Febrile neutropenia is the occurrence of a fever in the setting of an ANC less than 1500. This increases the chance of infection, and possibly the severity of the infection [11]. Risk of disease course can be estimated by the CISNE and MASCC scores and is considered to be low. It is standard therapy to be started on empiric antibacterial, antiviral, and antifungal treatment to prevent opportunistic infections [12]. Our patient suffered from persistent neutropenia as well as thrombocytopenia in the setting of recent chemotherapy. The increased susceptibility to infection, combined with profound thrombocytopenia required careful monitoring of both her antibiotic regimen and hemodynamic status.

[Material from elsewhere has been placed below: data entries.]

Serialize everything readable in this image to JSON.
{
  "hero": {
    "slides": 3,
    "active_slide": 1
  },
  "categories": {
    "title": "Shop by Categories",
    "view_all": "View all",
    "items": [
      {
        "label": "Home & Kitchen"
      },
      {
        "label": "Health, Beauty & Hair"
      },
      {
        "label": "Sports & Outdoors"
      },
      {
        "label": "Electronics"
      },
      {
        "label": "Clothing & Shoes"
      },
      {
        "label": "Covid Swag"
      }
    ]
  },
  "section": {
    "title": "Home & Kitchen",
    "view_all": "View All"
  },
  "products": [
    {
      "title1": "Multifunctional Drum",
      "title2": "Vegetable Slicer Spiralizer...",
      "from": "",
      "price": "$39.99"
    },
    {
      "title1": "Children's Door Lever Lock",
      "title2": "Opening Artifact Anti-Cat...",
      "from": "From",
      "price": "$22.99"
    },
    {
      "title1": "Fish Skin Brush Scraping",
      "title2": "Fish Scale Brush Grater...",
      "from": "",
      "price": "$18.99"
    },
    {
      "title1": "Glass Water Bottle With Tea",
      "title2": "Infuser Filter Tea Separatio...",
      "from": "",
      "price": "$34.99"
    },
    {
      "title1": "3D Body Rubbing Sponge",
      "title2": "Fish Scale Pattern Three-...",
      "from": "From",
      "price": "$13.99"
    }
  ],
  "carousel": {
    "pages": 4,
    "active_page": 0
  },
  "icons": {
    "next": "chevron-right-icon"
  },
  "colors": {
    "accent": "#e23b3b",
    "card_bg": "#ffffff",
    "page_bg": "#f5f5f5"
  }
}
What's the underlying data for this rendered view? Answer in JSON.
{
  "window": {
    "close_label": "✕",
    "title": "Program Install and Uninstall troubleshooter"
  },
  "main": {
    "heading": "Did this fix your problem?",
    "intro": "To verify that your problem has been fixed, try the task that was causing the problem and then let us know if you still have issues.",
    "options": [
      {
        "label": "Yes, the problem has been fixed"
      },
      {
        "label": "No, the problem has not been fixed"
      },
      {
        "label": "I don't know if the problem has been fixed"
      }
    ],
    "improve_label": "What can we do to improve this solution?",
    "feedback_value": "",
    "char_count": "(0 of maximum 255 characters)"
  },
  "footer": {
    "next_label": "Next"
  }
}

Our patient developed a UTI with S. lugdunensis likely secondary to her neutropenia and the bacteria’s predilection for the inguinal area [2]. S. lugdunensis, in comparison to other coagulase-negative Staph species, has the potential for increased virulence due to its delta-like toxin resembling the delta-toxin in Staphylococcus aureus as well as increased resistance via acquiring the blaZ gene conferring penicillinase production. The delta-toxin of S. aureus increases virulence by forming membrane-damaging pores which result in cell lysis [7,13]. To date, the presence of mecA gene, and thus methicillin resistance, among S. lugdunensis, is rare ranging from 0 to 8.3% [13]. Interestingly, compared to Staphylococcus saprophyticus, another coagulase-negative Staphylococcus (albeit with resistance to novobiocin) which also colonizes a similar area as S. lugdunensis, S. lugdunensis is more associated with patients who have solid organ tumors [7]. This raises the question of whether cancer-related immunosuppressive states permit S. lugdunensis infection whereas an S. saprophyticus infection might otherwise flourish. Additionally, unlike S. saprophyticus, which infrequently causes extra-genitourinary infection, S. lugdunensis has been implicated in skin and soft-tissue infections, respiratory infections, bacteremia, prosthetic joint infections, and peritonitis [6].

It is important to note that despite the pan-sensitivity of our patient’s organism, we deemed it medically prudent to change antibiotics, and discontinue antifungal and antiviral therapy due to the patient’s persistent thrombocytopenia and overall low risk for viral and fungal pathogens. Reports have found correlations between antibacterial, antifungal, and antiviral medications causing thrombocytopenia, including cefepime, fluconazole, and valaciclovir [8-10].

While currently, most strains of S. lugdunensis are pan-sensitive to antibiotic therapy, due to its unique virulence and correlation with patients who have solid organ tumors as well as the potential for extra-genitourinary manifestation, we posit that greater surveillance for this bacteria is warranted, especially when it is isolated in cultures with colony-forming units greater than 100,000 [13].

Conclusions

S. lugdunensis is still relatively unrecognized as a urogenital pathogen and has not been found in sufficient quantity in many urine cultures as of date. Its presence in patients with solid organ tumors however must be considered. While it has been studied in the setting of skin and soft-tissue infections, further studies are required on its frequency of causing UTIs, as well as the potential for increasing virulence and resistance due to its unique genes.